Fawn as Fawn
La porte coule entre mes doigts. Une claque. Noir. J’émerge d’un sommeil laiteux, mes mains fouillent ma tête, le vide et les souvenirs qui dansent furieusement autour de moi, commandés par une voix d’enfant et des tams-tams. La pluie me brûle. Torrentielle, elle s’abat sur moi et fait taire chaque bruit. Les feuilles crépitent. Les arbres s’embrasent. Je cours. Comment? Parce que j’entends. Je vois. Je sens. Je fuis. Je coule, moi aussi. Si je ne m’enfuis pas, je ne serais plus rien. Sentir, ou ne plus sentir. Sentir chacune de mes terminaisons nerveuses au plus profond de moi, la nature s’épanouir dans mon ventre, mes poils frémir. Sentir l’animal. Ou ne plus sentir. L’odeur de pluie qui me colle à la peau, l’odeur familière de mes souvenirs qui cherchent à m’attirer toujours plus profond dans les méandres de la souffrance. Je cours, mes muscles roulent sous ma peau, je ne peux plus rien contrôler. Un faon court avec moi. Je ne vois que sa silhouette s’approcher, ballerine entre les troncs, frêle et douce. Plus il s’approche, plus il grandit. C’est un cerf. Puissant, majestueux. Il passe à côté de moi, ma course folle s’arrête là.
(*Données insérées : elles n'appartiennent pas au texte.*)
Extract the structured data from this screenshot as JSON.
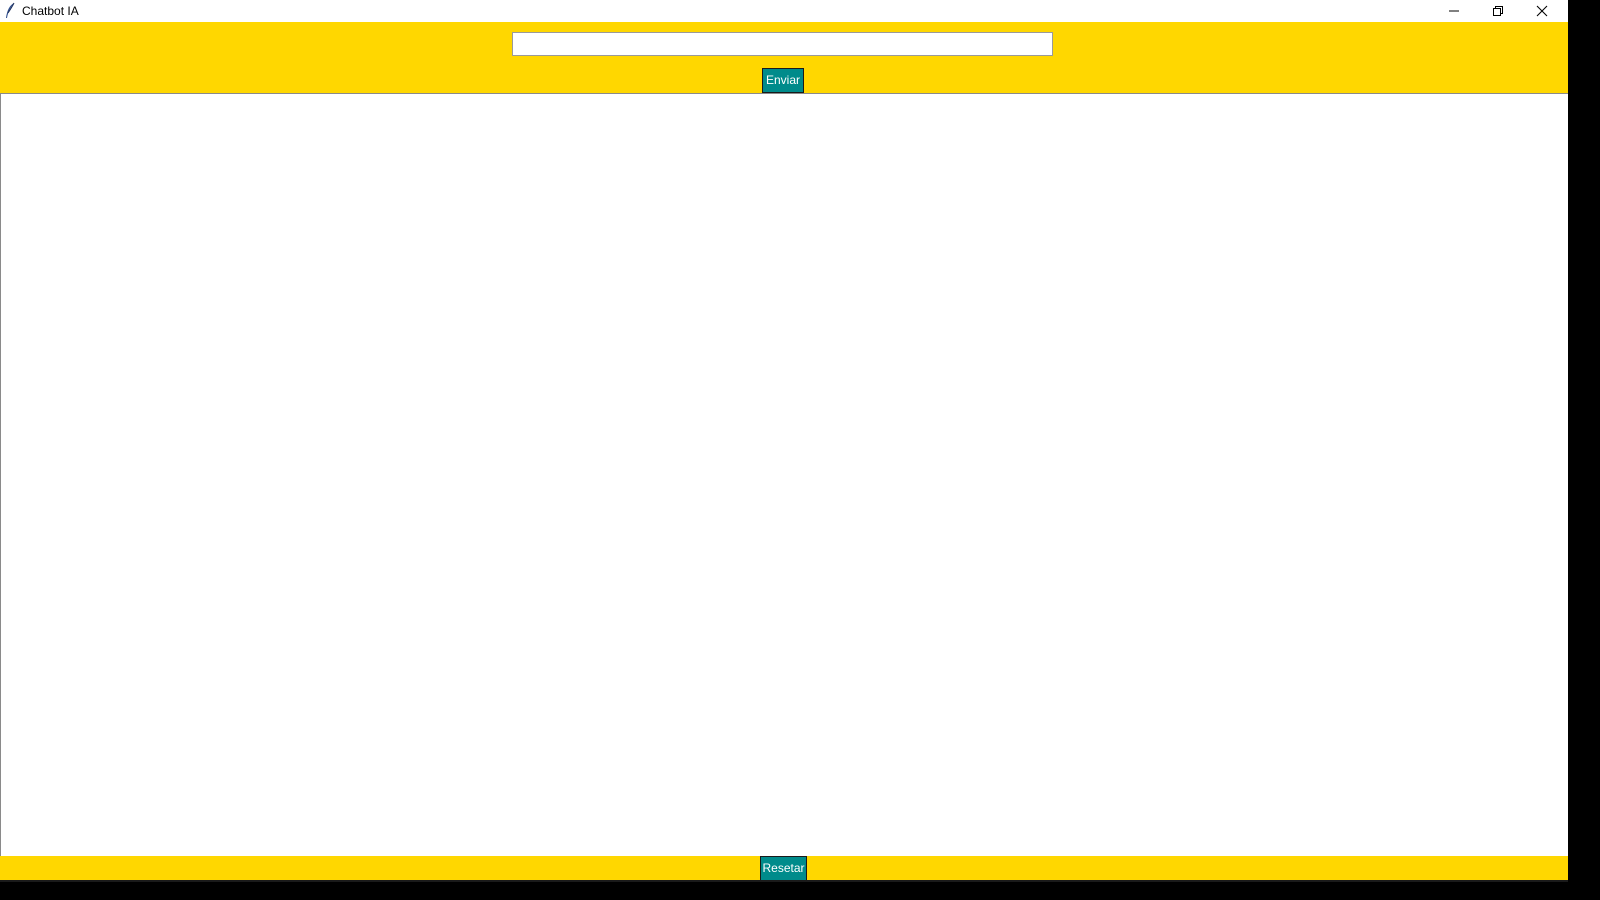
{
  "window": {
    "title": "Chatbot IA",
    "controls": {
      "minimize": "minimize-icon",
      "maximize": "restore-icon",
      "close": "close-icon"
    }
  },
  "input": {
    "value": "",
    "placeholder": ""
  },
  "buttons": {
    "send_label": "Enviar",
    "reset_label": "Resetar"
  },
  "colors": {
    "panel_background": "#FFD700",
    "button_background": "#008B8B",
    "button_text": "#FFFFFF",
    "chat_background": "#FFFFFF"
  }
}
Je suis captivé par sa force, ses bois, son profil. Je dévore chaque détail, là une aiguille de pin prise dans le poil dru, les frémissements qui agitent ses muscle, la lueur de son oeil rond. Il tourne brusquement sa tête vers moi, plongeant ses deux prunelles dans les miennes. Non, laissez moi, je ne veux plus voir ça… Le côté gauche de sa tête est mangé par les mites, athrophié, tué. Pourrissant. Je sombre. Un trou dans le sol ? Un trou noir en moi. Je tombe en moi, je vois ma mère. Ses cheveux. Mon frère, mon père. Des animaux. Tout se brouille. Est ce que je meurs ? Mes démons. Ils ont des pattes chaudes de trucs vivants pas encore mort, un rire d’escalier froid, des cigales grouillantes dans les yeux. Ils sont sur mon lit, dans mon doudou. Ils chantent. Je crie. Je crie, encore et encore. Je veux juste partir.
-Très bien. Reposez-vous.
L’infirmière me retire les capteurs qui fleurissent partout sur moi.
Elle pue le parfum bon marché. Qu’est ce que je fiche là, à l’hosto ?
-Où suis-je? l’arrêtai-je d’une voix rauque alors qu’elle était au seuil de la porte.
-Mais… là où tout recommence.
Elle m’adressa un sourire Colgate avant de refermer la porte. Qui coule entre ses doigts. Une claque. Noir.